Georges Banu dégage dans cet ensemble de « miniatures théoriques » certains « noeuds poétiques » autour desquels s'organise le paysage théâtral d'une époque. Il se fie à sa « bibliothèque intérieure » que constituent les spectacles vus au fil du temps et dont sa mémoire a gardé la trace ainsi que le plaisir.

Très personnel et subjectif, ce livre s'apparente à un cabinet de curiosités, une collection privée à l'aspect faussement disparate, car tous les éléments sont reliés au nom d'une posture commune : le théâtre vu de près. Ces textes saisissent des « points de fixation » de la scène contemporaine : une question récurrente (« Vidée, la scène vide ? »), un bonheur secret (« Neige »), un choix significatif (« Chapeaux melon et godillots usagés ») ou encore une porte ouverte (« Les saluts ou le protocole de la fin »)...

Ces brefs écrits se placent sous le signe d'une rare phrase optimiste de Beckett : « Se donner du mal pour les petites choses, c'est parvenir aux grandes, avec le temps » !

Ces tristes lieux, pourquoi faut-il que tu y entres ?

Ces tristes lieux, pourquoi faut-il que tu y entres ?
Barker Howard
Ed. Actes Sud

Ces tristes lieux, pourquoi faut-il que tu y entres ? est le premier volume à associer trois aspects du travail créatif de Barker. Pourquoi les avoir ainsi rapproches ? Quels sont les rapports qui se tissent ici entre la notation personnelle, l'écriture scénique et la photographie - entre la voix singulière, oscillant entre murmure et provocation, soliloque et confidence , la pluralité dialogique des figures du drame ; et le silence de l'image ? Un ouvrage aussi bref que Ces tristes lieux..., précisément parce qu'il suggère ces questions sans y répondre, offre une excellente occasion d'opérer une première incursion dans le paysage complexe, reconnaissable entre tous, dont Barker a fait son domaine. Daniel Loayza

 

Histoire théâtre politique

Histoire théâtre politique
Noiriel Gérard
Ed. Agone

On sait d'expérience que les démonstrations produites par les sciences de l'homme et de la société ont très peu d'impact sur les gens. On peut mobiliser toutes les études pour démontrer la « stupidité » du racisme, on ne parviendra pas pour autant à convaincre quiconque d'abandonner ses préjugés. Pour être efficace, il faut que la raison rencontre l'émotion. Ce qui est prouvé dans la recherche doit être éprouvé par le public.

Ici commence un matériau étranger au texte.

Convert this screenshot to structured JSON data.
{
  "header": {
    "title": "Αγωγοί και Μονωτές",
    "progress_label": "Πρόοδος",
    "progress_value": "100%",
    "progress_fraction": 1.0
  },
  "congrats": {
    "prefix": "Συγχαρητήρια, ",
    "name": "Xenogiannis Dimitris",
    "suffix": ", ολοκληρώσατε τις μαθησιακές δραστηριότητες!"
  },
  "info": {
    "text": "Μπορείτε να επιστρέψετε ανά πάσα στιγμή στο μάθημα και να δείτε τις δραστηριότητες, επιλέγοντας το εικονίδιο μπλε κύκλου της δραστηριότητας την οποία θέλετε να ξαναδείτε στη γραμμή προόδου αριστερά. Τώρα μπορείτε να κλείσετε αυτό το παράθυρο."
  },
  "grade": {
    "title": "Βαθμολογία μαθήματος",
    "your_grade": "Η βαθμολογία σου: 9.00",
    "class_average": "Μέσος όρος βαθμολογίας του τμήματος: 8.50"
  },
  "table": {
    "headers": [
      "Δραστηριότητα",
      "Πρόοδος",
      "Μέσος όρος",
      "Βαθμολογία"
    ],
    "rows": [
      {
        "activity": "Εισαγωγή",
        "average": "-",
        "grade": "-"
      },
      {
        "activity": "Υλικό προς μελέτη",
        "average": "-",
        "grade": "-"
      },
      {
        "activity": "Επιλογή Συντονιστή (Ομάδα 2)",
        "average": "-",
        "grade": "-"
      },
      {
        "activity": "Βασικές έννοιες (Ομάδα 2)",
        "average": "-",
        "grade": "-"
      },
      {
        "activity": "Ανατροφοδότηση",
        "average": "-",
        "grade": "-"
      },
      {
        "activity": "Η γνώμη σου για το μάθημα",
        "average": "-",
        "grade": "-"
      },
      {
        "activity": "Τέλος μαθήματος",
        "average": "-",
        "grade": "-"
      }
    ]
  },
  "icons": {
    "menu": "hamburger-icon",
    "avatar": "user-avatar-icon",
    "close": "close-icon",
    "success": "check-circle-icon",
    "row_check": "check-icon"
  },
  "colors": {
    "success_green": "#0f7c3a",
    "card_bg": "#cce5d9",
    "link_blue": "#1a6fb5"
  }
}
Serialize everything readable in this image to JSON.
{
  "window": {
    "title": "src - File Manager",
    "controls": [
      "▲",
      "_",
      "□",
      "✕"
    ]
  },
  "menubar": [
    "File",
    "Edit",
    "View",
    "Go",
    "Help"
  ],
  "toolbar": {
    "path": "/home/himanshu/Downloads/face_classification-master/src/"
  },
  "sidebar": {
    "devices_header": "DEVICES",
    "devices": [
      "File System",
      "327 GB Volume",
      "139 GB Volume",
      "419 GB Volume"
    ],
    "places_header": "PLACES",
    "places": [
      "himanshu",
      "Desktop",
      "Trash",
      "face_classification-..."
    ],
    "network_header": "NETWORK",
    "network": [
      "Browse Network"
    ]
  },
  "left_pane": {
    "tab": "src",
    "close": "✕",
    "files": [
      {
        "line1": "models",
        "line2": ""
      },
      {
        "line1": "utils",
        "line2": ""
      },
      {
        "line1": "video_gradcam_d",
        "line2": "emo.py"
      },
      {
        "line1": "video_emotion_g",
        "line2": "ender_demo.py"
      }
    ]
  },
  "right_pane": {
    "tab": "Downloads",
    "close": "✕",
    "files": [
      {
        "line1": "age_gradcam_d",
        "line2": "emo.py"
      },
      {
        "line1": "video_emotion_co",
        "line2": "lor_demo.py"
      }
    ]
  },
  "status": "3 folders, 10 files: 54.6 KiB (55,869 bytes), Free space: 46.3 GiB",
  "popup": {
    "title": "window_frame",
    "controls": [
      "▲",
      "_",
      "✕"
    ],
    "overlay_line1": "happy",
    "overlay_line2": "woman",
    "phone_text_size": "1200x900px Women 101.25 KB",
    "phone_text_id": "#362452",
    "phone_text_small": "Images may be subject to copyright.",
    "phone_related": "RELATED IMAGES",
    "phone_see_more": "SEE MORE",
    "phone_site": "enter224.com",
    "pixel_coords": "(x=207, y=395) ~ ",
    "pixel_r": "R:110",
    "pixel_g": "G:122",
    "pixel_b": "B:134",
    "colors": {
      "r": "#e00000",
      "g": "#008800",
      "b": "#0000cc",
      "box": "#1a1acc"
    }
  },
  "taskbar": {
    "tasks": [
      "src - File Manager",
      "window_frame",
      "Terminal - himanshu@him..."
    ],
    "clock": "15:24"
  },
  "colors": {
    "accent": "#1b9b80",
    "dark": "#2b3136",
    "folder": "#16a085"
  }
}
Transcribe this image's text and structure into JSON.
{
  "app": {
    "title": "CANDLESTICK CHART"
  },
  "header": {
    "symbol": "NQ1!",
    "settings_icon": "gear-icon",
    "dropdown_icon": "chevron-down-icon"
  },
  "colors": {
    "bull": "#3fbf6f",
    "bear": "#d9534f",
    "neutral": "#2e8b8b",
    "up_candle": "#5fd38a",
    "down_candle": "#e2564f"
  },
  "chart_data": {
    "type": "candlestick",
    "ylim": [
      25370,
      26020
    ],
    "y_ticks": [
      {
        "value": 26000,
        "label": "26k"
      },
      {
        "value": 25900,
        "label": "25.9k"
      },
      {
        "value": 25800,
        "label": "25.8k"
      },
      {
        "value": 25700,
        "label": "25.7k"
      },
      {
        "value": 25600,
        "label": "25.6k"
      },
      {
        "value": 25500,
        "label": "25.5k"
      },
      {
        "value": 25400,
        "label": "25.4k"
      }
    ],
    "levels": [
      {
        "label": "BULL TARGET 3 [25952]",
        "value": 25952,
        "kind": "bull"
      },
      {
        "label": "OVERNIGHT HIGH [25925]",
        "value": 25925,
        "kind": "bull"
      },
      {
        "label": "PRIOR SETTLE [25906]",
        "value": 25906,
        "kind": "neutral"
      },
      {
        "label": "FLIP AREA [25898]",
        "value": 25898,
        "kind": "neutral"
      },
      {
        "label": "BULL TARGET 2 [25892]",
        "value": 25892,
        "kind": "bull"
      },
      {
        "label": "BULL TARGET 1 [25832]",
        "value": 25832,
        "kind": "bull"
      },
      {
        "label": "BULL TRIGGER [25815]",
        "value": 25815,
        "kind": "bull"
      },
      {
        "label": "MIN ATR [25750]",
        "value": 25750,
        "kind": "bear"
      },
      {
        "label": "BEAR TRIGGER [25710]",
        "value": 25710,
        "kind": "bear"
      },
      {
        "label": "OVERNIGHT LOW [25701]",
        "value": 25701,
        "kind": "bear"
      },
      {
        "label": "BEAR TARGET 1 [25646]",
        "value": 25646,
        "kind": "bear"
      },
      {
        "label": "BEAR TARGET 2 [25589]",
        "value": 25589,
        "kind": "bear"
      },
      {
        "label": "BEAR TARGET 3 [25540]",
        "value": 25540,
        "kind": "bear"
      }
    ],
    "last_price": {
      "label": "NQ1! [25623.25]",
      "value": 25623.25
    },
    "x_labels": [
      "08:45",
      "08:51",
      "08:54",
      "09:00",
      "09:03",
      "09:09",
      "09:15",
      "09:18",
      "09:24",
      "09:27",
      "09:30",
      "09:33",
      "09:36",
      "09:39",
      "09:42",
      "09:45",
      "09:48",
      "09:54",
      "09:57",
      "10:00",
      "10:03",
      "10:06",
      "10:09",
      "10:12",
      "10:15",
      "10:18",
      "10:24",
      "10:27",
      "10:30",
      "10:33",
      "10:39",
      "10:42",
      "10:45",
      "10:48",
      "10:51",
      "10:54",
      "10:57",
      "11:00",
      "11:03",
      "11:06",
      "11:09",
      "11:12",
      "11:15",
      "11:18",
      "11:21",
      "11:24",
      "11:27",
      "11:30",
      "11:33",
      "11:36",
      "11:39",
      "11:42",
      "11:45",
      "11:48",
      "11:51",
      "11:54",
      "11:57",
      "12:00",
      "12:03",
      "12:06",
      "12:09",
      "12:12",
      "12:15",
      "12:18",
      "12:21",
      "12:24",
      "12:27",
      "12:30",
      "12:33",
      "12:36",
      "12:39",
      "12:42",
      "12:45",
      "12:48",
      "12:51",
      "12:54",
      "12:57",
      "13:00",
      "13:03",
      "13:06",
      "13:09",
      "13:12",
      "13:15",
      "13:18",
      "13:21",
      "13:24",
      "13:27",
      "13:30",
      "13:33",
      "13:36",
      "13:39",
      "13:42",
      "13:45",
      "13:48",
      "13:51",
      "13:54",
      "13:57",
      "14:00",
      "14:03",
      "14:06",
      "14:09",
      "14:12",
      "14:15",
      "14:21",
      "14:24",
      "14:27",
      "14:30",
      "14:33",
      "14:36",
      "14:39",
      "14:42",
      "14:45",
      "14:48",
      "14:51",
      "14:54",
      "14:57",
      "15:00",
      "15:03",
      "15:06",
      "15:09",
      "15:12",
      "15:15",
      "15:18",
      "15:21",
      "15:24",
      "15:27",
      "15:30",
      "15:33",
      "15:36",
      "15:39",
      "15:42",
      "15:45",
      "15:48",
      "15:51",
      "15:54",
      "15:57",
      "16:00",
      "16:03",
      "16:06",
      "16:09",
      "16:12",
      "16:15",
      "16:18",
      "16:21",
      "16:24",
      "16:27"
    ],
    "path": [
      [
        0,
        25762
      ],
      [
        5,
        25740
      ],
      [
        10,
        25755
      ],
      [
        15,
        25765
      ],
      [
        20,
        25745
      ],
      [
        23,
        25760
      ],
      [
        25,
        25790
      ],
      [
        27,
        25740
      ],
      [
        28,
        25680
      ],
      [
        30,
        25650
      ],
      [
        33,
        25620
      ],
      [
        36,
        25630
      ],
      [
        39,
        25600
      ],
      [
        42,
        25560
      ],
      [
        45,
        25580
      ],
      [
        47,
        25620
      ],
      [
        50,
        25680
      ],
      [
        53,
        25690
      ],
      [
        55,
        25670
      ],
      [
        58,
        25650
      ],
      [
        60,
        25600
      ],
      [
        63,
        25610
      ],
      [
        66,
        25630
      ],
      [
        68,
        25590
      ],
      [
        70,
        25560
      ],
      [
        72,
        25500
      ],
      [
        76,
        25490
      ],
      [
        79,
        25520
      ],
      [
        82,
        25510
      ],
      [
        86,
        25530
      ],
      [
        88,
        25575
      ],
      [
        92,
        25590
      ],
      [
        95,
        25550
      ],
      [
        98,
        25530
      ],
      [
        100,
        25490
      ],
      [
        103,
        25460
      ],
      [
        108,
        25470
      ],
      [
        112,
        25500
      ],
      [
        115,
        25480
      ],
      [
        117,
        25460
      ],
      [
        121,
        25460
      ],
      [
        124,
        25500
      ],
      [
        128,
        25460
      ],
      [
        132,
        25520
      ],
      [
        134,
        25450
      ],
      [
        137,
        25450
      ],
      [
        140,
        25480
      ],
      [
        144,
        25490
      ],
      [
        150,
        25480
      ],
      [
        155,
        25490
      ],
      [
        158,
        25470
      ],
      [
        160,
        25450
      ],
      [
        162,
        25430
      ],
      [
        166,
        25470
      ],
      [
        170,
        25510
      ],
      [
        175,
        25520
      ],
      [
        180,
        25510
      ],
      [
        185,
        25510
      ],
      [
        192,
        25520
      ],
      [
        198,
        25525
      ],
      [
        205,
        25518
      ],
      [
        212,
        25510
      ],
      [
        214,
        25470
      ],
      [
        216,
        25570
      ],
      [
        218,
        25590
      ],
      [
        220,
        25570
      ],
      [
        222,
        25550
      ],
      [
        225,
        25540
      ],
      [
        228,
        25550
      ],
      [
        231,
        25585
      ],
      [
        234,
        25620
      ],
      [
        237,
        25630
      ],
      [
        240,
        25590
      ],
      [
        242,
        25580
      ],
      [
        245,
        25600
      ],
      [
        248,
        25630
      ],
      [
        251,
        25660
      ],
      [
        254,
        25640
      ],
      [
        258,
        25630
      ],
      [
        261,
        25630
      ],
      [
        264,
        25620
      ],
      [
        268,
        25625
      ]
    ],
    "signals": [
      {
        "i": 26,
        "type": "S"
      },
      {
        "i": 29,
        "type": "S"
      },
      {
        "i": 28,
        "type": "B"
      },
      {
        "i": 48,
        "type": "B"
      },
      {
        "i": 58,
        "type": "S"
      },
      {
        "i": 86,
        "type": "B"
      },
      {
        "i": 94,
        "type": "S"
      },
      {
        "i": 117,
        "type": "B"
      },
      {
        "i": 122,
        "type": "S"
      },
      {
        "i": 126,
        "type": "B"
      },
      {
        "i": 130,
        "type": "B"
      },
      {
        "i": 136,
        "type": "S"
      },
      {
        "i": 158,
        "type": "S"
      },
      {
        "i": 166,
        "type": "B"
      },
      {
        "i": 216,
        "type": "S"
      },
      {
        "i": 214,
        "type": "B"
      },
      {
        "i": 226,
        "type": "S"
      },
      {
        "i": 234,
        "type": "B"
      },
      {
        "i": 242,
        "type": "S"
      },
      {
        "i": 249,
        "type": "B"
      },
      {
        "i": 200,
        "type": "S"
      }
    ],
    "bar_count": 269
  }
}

Ce sont des auteurs de théâtre, principalement Diderot et Brecht, qui ont poussé le plus loin la réflexion sur cette dialectique de l'intellect et du sentiment. Ils ont plaidé pour un théâtre politique dont la fonction n'est pas de parler à la place des citoyens mais de leur fournir des armes pour mieux résister aux médias et au pouvoir d'État.

Depuis l'affaire Dreyfus, les intellectuels ont joué pleinement leur rôle dans la vie publique lorsque les artistes et les savants sont parvenus à travailler et à agir ensemble. Ceux qui s'interrogent aujourd'hui sur la crise du théâtre public gagneraient à réfléchir sur ce constat.